2011 Annual Report
1a.Objectives (from AD-416)
1) Produce a voucher collection of Bactrocera samples across subspecies from diverse range of populations through input from international collaborator and collecting trips.
2) Perform morphological identification of specimens and provide samples for generic analysis to develop species and population level markers.

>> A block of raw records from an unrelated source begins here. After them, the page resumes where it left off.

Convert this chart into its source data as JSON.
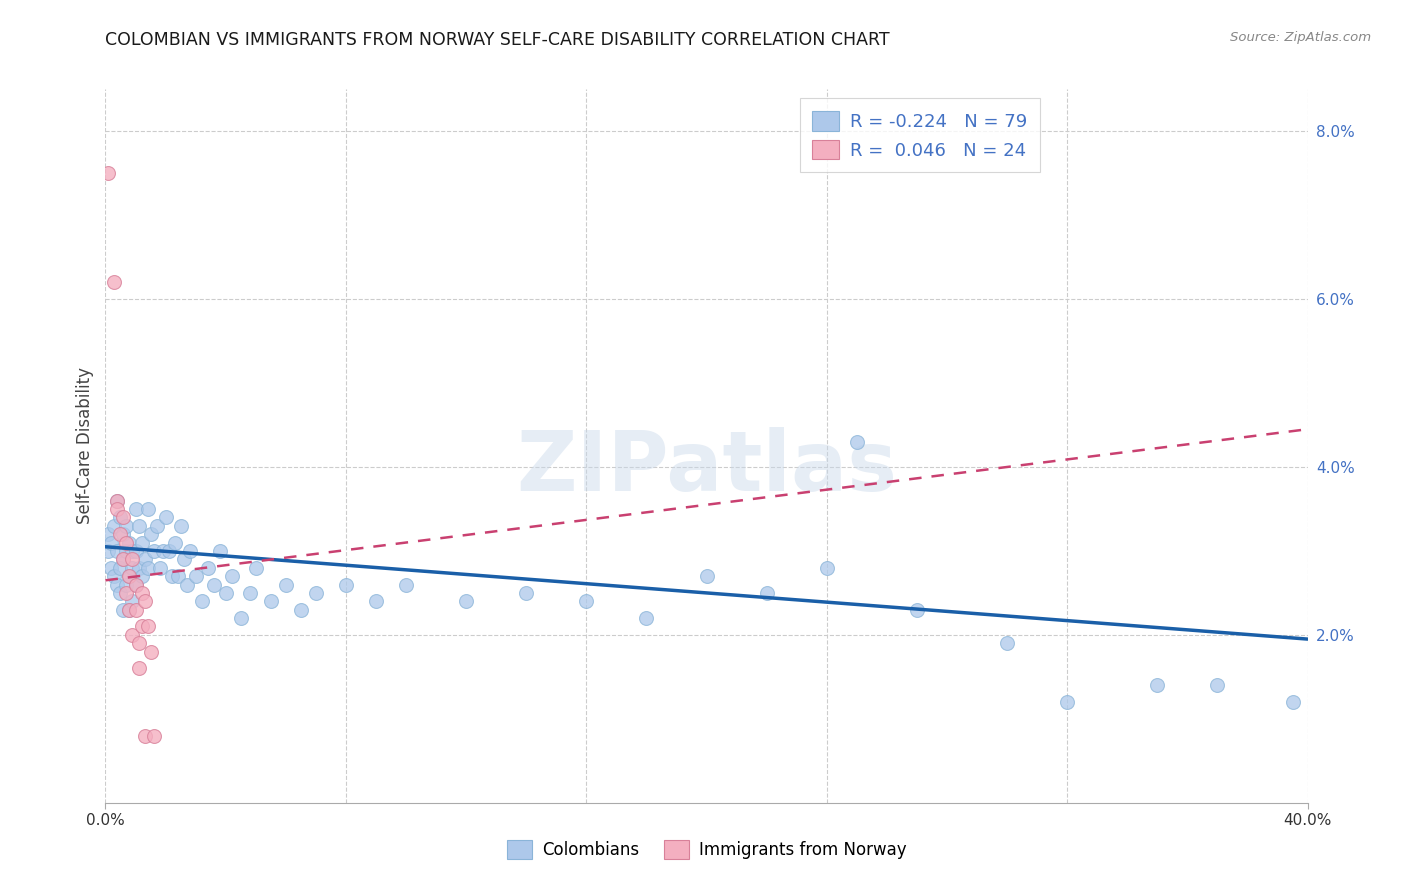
{
  "title": "COLOMBIAN VS IMMIGRANTS FROM NORWAY SELF-CARE DISABILITY CORRELATION CHART",
  "source": "Source: ZipAtlas.com",
  "ylabel": "Self-Care Disability",
  "xlim": [
    0.0,
    0.4
  ],
  "ylim": [
    0.0,
    0.085
  ],
  "yticks_right": [
    0.02,
    0.04,
    0.06,
    0.08
  ],
  "ytick_right_labels": [
    "2.0%",
    "4.0%",
    "6.0%",
    "8.0%"
  ],
  "blue_r": "-0.224",
  "blue_n": "79",
  "pink_r": "0.046",
  "pink_n": "24",
  "colombian_color": "#adc8ea",
  "norway_color": "#f4afc0",
  "blue_line_color": "#1a5fa8",
  "pink_line_color": "#c94070",
  "background_color": "#ffffff",
  "grid_color": "#cccccc",
  "blue_scatter": [
    [
      0.001,
      0.032
    ],
    [
      0.001,
      0.03
    ],
    [
      0.002,
      0.031
    ],
    [
      0.002,
      0.028
    ],
    [
      0.003,
      0.033
    ],
    [
      0.003,
      0.027
    ],
    [
      0.004,
      0.036
    ],
    [
      0.004,
      0.03
    ],
    [
      0.004,
      0.026
    ],
    [
      0.005,
      0.034
    ],
    [
      0.005,
      0.028
    ],
    [
      0.005,
      0.025
    ],
    [
      0.006,
      0.032
    ],
    [
      0.006,
      0.029
    ],
    [
      0.006,
      0.023
    ],
    [
      0.007,
      0.033
    ],
    [
      0.007,
      0.03
    ],
    [
      0.007,
      0.026
    ],
    [
      0.008,
      0.031
    ],
    [
      0.008,
      0.027
    ],
    [
      0.008,
      0.023
    ],
    [
      0.009,
      0.03
    ],
    [
      0.009,
      0.028
    ],
    [
      0.009,
      0.024
    ],
    [
      0.01,
      0.035
    ],
    [
      0.01,
      0.03
    ],
    [
      0.01,
      0.026
    ],
    [
      0.011,
      0.033
    ],
    [
      0.011,
      0.028
    ],
    [
      0.012,
      0.031
    ],
    [
      0.012,
      0.027
    ],
    [
      0.013,
      0.029
    ],
    [
      0.014,
      0.035
    ],
    [
      0.014,
      0.028
    ],
    [
      0.015,
      0.032
    ],
    [
      0.016,
      0.03
    ],
    [
      0.017,
      0.033
    ],
    [
      0.018,
      0.028
    ],
    [
      0.019,
      0.03
    ],
    [
      0.02,
      0.034
    ],
    [
      0.021,
      0.03
    ],
    [
      0.022,
      0.027
    ],
    [
      0.023,
      0.031
    ],
    [
      0.024,
      0.027
    ],
    [
      0.025,
      0.033
    ],
    [
      0.026,
      0.029
    ],
    [
      0.027,
      0.026
    ],
    [
      0.028,
      0.03
    ],
    [
      0.03,
      0.027
    ],
    [
      0.032,
      0.024
    ],
    [
      0.034,
      0.028
    ],
    [
      0.036,
      0.026
    ],
    [
      0.038,
      0.03
    ],
    [
      0.04,
      0.025
    ],
    [
      0.042,
      0.027
    ],
    [
      0.045,
      0.022
    ],
    [
      0.048,
      0.025
    ],
    [
      0.05,
      0.028
    ],
    [
      0.055,
      0.024
    ],
    [
      0.06,
      0.026
    ],
    [
      0.065,
      0.023
    ],
    [
      0.07,
      0.025
    ],
    [
      0.08,
      0.026
    ],
    [
      0.09,
      0.024
    ],
    [
      0.1,
      0.026
    ],
    [
      0.12,
      0.024
    ],
    [
      0.14,
      0.025
    ],
    [
      0.16,
      0.024
    ],
    [
      0.18,
      0.022
    ],
    [
      0.2,
      0.027
    ],
    [
      0.22,
      0.025
    ],
    [
      0.24,
      0.028
    ],
    [
      0.25,
      0.043
    ],
    [
      0.27,
      0.023
    ],
    [
      0.3,
      0.019
    ],
    [
      0.32,
      0.012
    ],
    [
      0.35,
      0.014
    ],
    [
      0.37,
      0.014
    ],
    [
      0.395,
      0.012
    ]
  ],
  "pink_scatter": [
    [
      0.001,
      0.075
    ],
    [
      0.003,
      0.062
    ],
    [
      0.004,
      0.036
    ],
    [
      0.004,
      0.035
    ],
    [
      0.005,
      0.032
    ],
    [
      0.006,
      0.034
    ],
    [
      0.006,
      0.029
    ],
    [
      0.007,
      0.031
    ],
    [
      0.007,
      0.025
    ],
    [
      0.008,
      0.027
    ],
    [
      0.008,
      0.023
    ],
    [
      0.009,
      0.029
    ],
    [
      0.009,
      0.02
    ],
    [
      0.01,
      0.026
    ],
    [
      0.01,
      0.023
    ],
    [
      0.011,
      0.019
    ],
    [
      0.011,
      0.016
    ],
    [
      0.012,
      0.025
    ],
    [
      0.012,
      0.021
    ],
    [
      0.013,
      0.024
    ],
    [
      0.013,
      0.008
    ],
    [
      0.014,
      0.021
    ],
    [
      0.015,
      0.018
    ],
    [
      0.016,
      0.008
    ]
  ],
  "blue_line_x": [
    0.0,
    0.4
  ],
  "blue_line_y": [
    0.0305,
    0.0195
  ],
  "pink_line_x": [
    0.0,
    0.4
  ],
  "pink_line_y": [
    0.0265,
    0.0445
  ]
}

3) Initiate species complex population studies, provide taxonomic ID of specimens, and curation of molecular data and insect specimens.
1b.Approach (from AD-416)
Using traditional methods of fruit fly taxonomy we will trap, curate, and identify fly specimens within the B. dorsalis species complex. This traditional work will be conducted by a post-doctoral researcher with prior training in B. dorsalis identification. Samples will be collected from the Pacific region, East Asia, and Australia and then transferred to UH Manoa for curation at the Department of Entomology Insect Museum. After morphological identification, these specimens will then be available to be genetically analyzed using currently developed phylogenetic markers and new markers identified from genome-wide analysis of reference specimens within USDA-PBARC and the University of Hawaii at Manoa labs. Formerly 5320-22430-023-07S; 6/2011.

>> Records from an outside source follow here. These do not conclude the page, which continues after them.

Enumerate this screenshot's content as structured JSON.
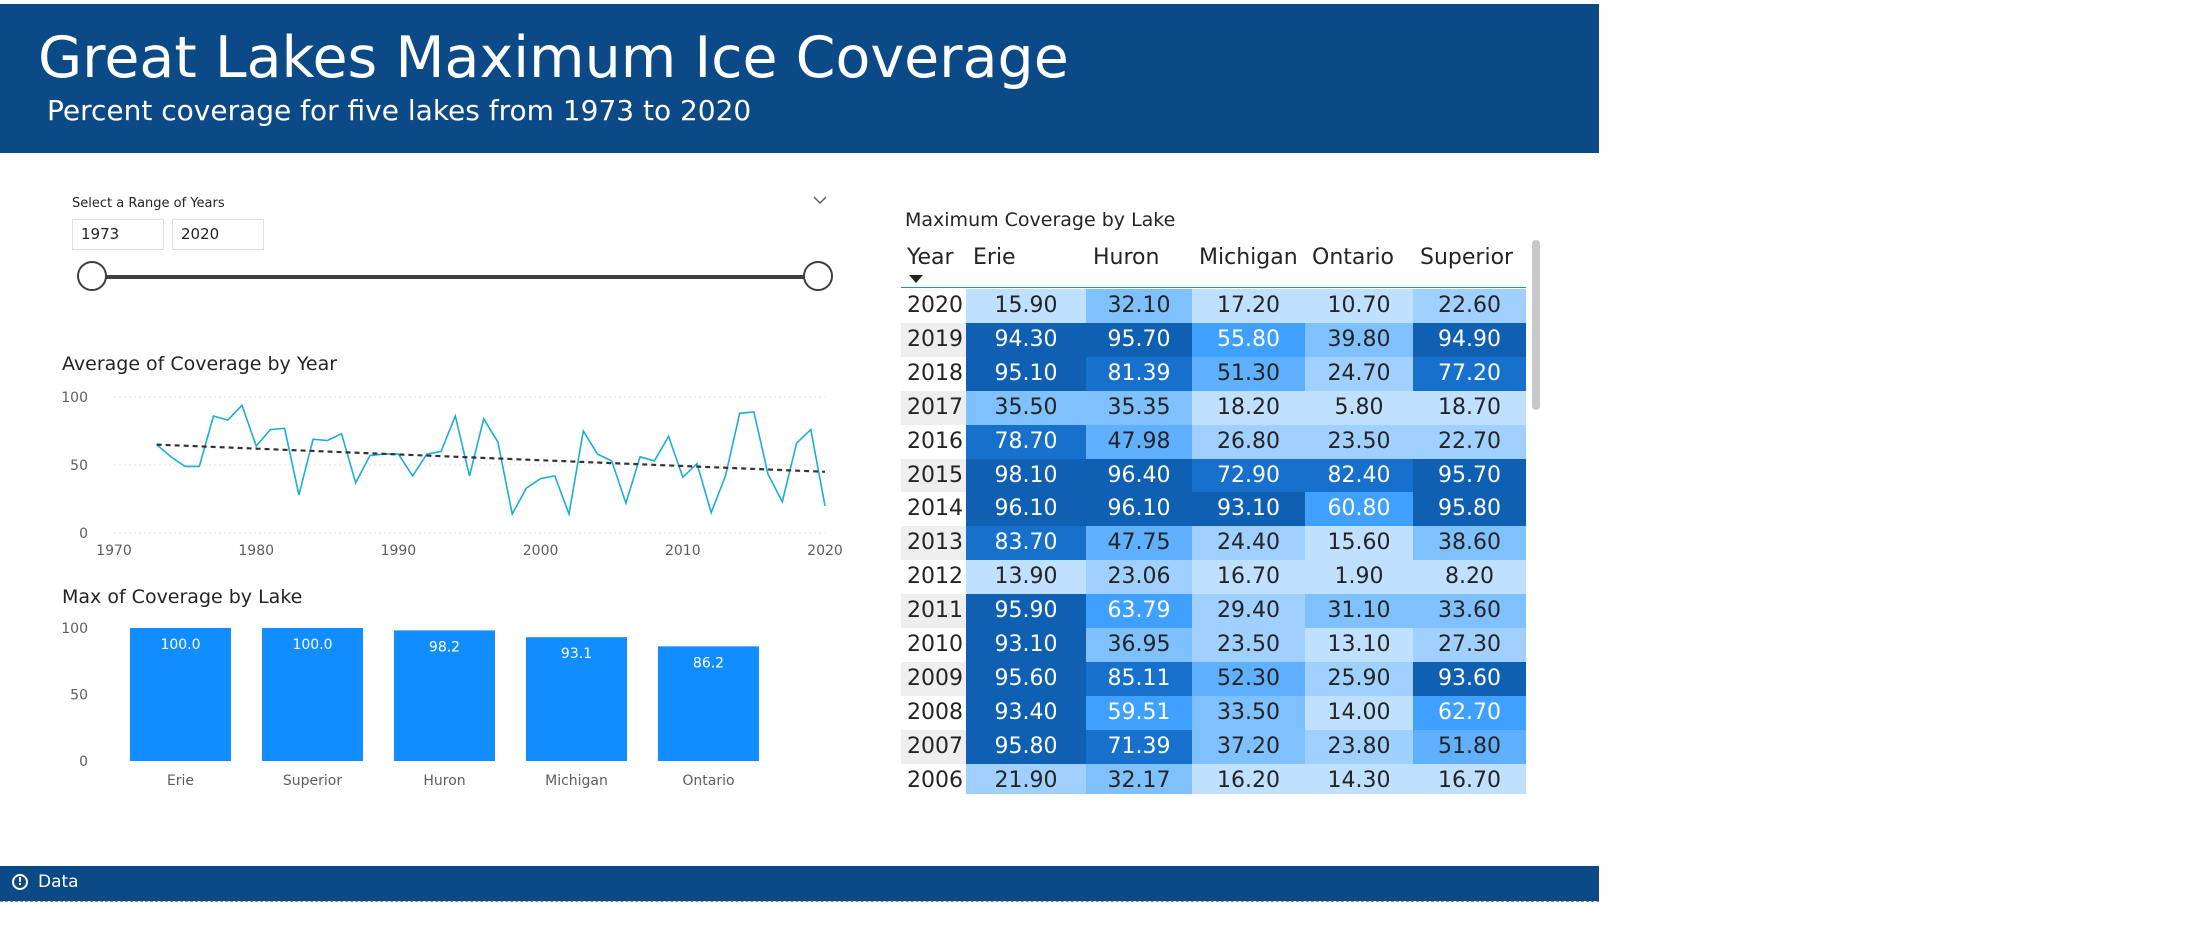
{
  "header": {
    "title": "Great Lakes Maximum Ice Coverage",
    "subtitle": "Percent coverage for five lakes from 1973 to 2020"
  },
  "slicer": {
    "title": "Select a Range of Years",
    "start": "1973",
    "end": "2020",
    "icon": "chevron-down-icon"
  },
  "footer": {
    "label": "Data",
    "icon": "info-icon"
  },
  "colors": {
    "header_bg": "#0B4A87",
    "accent": "#118DFF",
    "scale": [
      "#BFE0FF",
      "#9FD0FF",
      "#7FC0FF",
      "#5FB0FF",
      "#3FA0FF",
      "#208EEE",
      "#1670CC",
      "#0F5FB3"
    ]
  },
  "line_chart": {
    "title": "Average of Coverage by Year",
    "y_ticks": [
      "100",
      "50",
      "0"
    ],
    "x_ticks": [
      "1970",
      "1980",
      "1990",
      "2000",
      "2010",
      "2020"
    ]
  },
  "bar_chart": {
    "title": "Max of Coverage by Lake",
    "y_ticks": [
      "100",
      "50",
      "0"
    ]
  },
  "table": {
    "title": "Maximum Coverage by Lake",
    "columns": [
      "Year",
      "Erie",
      "Huron",
      "Michigan",
      "Ontario",
      "Superior"
    ]
  },
  "chart_data": [
    {
      "type": "line",
      "title": "Average of Coverage by Year",
      "ylim": [
        0,
        100
      ],
      "xlim": [
        1970,
        2020
      ],
      "grid": true,
      "x": [
        1973,
        1974,
        1975,
        1976,
        1977,
        1978,
        1979,
        1980,
        1981,
        1982,
        1983,
        1984,
        1985,
        1986,
        1987,
        1988,
        1989,
        1990,
        1991,
        1992,
        1993,
        1994,
        1995,
        1996,
        1997,
        1998,
        1999,
        2000,
        2001,
        2002,
        2003,
        2004,
        2005,
        2006,
        2007,
        2008,
        2009,
        2010,
        2011,
        2012,
        2013,
        2014,
        2015,
        2016,
        2017,
        2018,
        2019,
        2020
      ],
      "series": [
        {
          "values": [
            65,
            56,
            49,
            49,
            86,
            83,
            94,
            64,
            76,
            77,
            28,
            69,
            68,
            73,
            37,
            57,
            58,
            58,
            42,
            58,
            60,
            86,
            42,
            84,
            67,
            14,
            33,
            40,
            42,
            14,
            75,
            58,
            53,
            22,
            56,
            53,
            71,
            41,
            51,
            15,
            42,
            88,
            89,
            43,
            23,
            66,
            76,
            20
          ]
        }
      ],
      "trendline": {
        "values": [
          65,
          45
        ]
      }
    },
    {
      "type": "bar",
      "title": "Max of Coverage by Lake",
      "categories": [
        "Erie",
        "Superior",
        "Huron",
        "Michigan",
        "Ontario"
      ],
      "values": [
        100.0,
        100.0,
        98.2,
        93.1,
        86.2
      ],
      "data_labels": [
        "100.0",
        "100.0",
        "98.2",
        "93.1",
        "86.2"
      ],
      "ylim": [
        0,
        100
      ],
      "color": "#118DFF"
    },
    {
      "type": "table",
      "title": "Maximum Coverage by Lake",
      "columns": [
        "Year",
        "Erie",
        "Huron",
        "Michigan",
        "Ontario",
        "Superior"
      ],
      "rows": [
        [
          "2020",
          "15.90",
          "32.10",
          "17.20",
          "10.70",
          "22.60"
        ],
        [
          "2019",
          "94.30",
          "95.70",
          "55.80",
          "39.80",
          "94.90"
        ],
        [
          "2018",
          "95.10",
          "81.39",
          "51.30",
          "24.70",
          "77.20"
        ],
        [
          "2017",
          "35.50",
          "35.35",
          "18.20",
          "5.80",
          "18.70"
        ],
        [
          "2016",
          "78.70",
          "47.98",
          "26.80",
          "23.50",
          "22.70"
        ],
        [
          "2015",
          "98.10",
          "96.40",
          "72.90",
          "82.40",
          "95.70"
        ],
        [
          "2014",
          "96.10",
          "96.10",
          "93.10",
          "60.80",
          "95.80"
        ],
        [
          "2013",
          "83.70",
          "47.75",
          "24.40",
          "15.60",
          "38.60"
        ],
        [
          "2012",
          "13.90",
          "23.06",
          "16.70",
          "1.90",
          "8.20"
        ],
        [
          "2011",
          "95.90",
          "63.79",
          "29.40",
          "31.10",
          "33.60"
        ],
        [
          "2010",
          "93.10",
          "36.95",
          "23.50",
          "13.10",
          "27.30"
        ],
        [
          "2009",
          "95.60",
          "85.11",
          "52.30",
          "25.90",
          "93.60"
        ],
        [
          "2008",
          "93.40",
          "59.51",
          "33.50",
          "14.00",
          "62.70"
        ],
        [
          "2007",
          "95.80",
          "71.39",
          "37.20",
          "23.80",
          "51.80"
        ],
        [
          "2006",
          "21.90",
          "32.17",
          "16.20",
          "14.30",
          "16.70"
        ]
      ]
    }
  ]
}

Over 5,000 individual Bactrocera fruit fly specimens have been collected and curated at the University of Hawaii Manoa Insect Museum. Sampling included trapping with methyl eugenol or cue-lure as well as collection from emergence from host fruit and includes samples from Thailand, Laos, Malaysia, Cambodia, Japan, China, Taiwan, French Polynesia, Hawaii, and west Africa representing over 30 individual populations. Metadata including data, locality, host fruit or lure, etc. for each specimen is maintained with this specimen. All material from the Asian trips and other accessions (e.g. from Hawaii, and other places) is counted, catalogued and divided into morphologically recognizable units tentatively assigned to species. Up to four specimens of each unit from each transect are set aside for DNA extraction and sequencing, and 696 specimens have so far been pinned and labeled for reference collections. All recognized species were also photographed. From the Asian surveys, at least a dozen different species in the B. dorsalis complex and another 14 Bactrocera and as many as 25 undescribed new species of Bactrocera and Dacus were recognized, which will be the subject of future taxonomic work. 74% of the captured specimens in Asia belong to the B. dorsalis complex. Material from cue-lure and methyl eugenol traps were divided into 20 and 22 distinct units, respectively, based on morphological characters and color pattern. Keys published by Drew and Hancock (1994) as well as the Langton Ultimate Cosmic ray Intensity Detector (LUCID) interactive key were used to assign the recognized units to tentative species names. Groupings and their tentative identifications are now being validated by plotting them against results from mitochondrial DNA sequencing and comparing specimens to available identified material at the Bishop Museum (Honolulu). Communication with collaborators was maintained through regular email and teleconferencing as well as quarterly meetings to update on progress and plan future work.